Review of Worlds of Wonder, by David Gerrold

Worlds of Wonder: How to Write Science Fiction & FantasyWorlds of Wonder: How to Write Science Fiction & Fantasy by David Gerrold

My rating: 4 of 5 stars

I found this book to be quite helpful. The advice it included went beyond the details and got to the heart of things. Gerrold doesn't just talk about the general advice that everyone eventually finds out and repeats. He includes interesting techniques that other writers have used that have been successful, and he sometimes poses questions that he leaves open to thought. Probably the most wonderful thing about this book is that it's obvious that Gerrold loves his craft. His passion is infectious, and you can tell that the central reason of why he does what he does is never far from his mind. I definitely recommend this book for anyone who wants to write science fiction or fantasy.

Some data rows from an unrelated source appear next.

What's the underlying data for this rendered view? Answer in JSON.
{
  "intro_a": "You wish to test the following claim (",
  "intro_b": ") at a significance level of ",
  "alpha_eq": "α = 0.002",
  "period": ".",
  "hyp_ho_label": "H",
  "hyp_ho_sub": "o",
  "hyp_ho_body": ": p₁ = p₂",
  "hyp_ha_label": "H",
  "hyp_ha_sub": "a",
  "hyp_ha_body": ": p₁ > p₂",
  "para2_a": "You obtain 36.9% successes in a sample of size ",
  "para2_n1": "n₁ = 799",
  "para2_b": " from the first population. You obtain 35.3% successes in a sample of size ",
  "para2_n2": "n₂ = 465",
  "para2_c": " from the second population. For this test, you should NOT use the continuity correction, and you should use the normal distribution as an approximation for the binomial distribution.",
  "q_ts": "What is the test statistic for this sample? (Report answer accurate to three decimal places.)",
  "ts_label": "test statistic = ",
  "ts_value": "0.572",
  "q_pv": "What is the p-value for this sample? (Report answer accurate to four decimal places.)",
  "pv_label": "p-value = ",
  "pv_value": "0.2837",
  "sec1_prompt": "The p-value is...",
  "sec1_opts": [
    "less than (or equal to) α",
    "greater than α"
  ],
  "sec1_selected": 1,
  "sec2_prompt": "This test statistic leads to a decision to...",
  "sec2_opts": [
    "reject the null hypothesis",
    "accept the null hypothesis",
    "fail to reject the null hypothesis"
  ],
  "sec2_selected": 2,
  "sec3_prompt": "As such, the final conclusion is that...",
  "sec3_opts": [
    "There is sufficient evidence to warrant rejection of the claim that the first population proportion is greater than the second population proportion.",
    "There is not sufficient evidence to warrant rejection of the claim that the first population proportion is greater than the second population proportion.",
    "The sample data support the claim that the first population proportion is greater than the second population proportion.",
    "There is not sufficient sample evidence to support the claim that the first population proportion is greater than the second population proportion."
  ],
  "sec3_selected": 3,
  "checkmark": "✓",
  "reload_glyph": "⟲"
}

(If you don't have an interest in regulating what goes into your mind, you can stop reading this review here. I am a Christian teenager and I care about these things, so no review of mine is complete without warnings.)


I can't believe how hard it is to find a book of good writing advice that is appropriate for a 14-year-old to read. Following the trend, the book started out good but about a third of the way through sexual references appeared and steadily increased. There was a whole chapter on writing sex scenes that I skipped. (Mostly it was, "Here, let me show you what I did.") Gerrold did get some good points on my scale, though, because while there was some cussing, it wasn't bad cussing.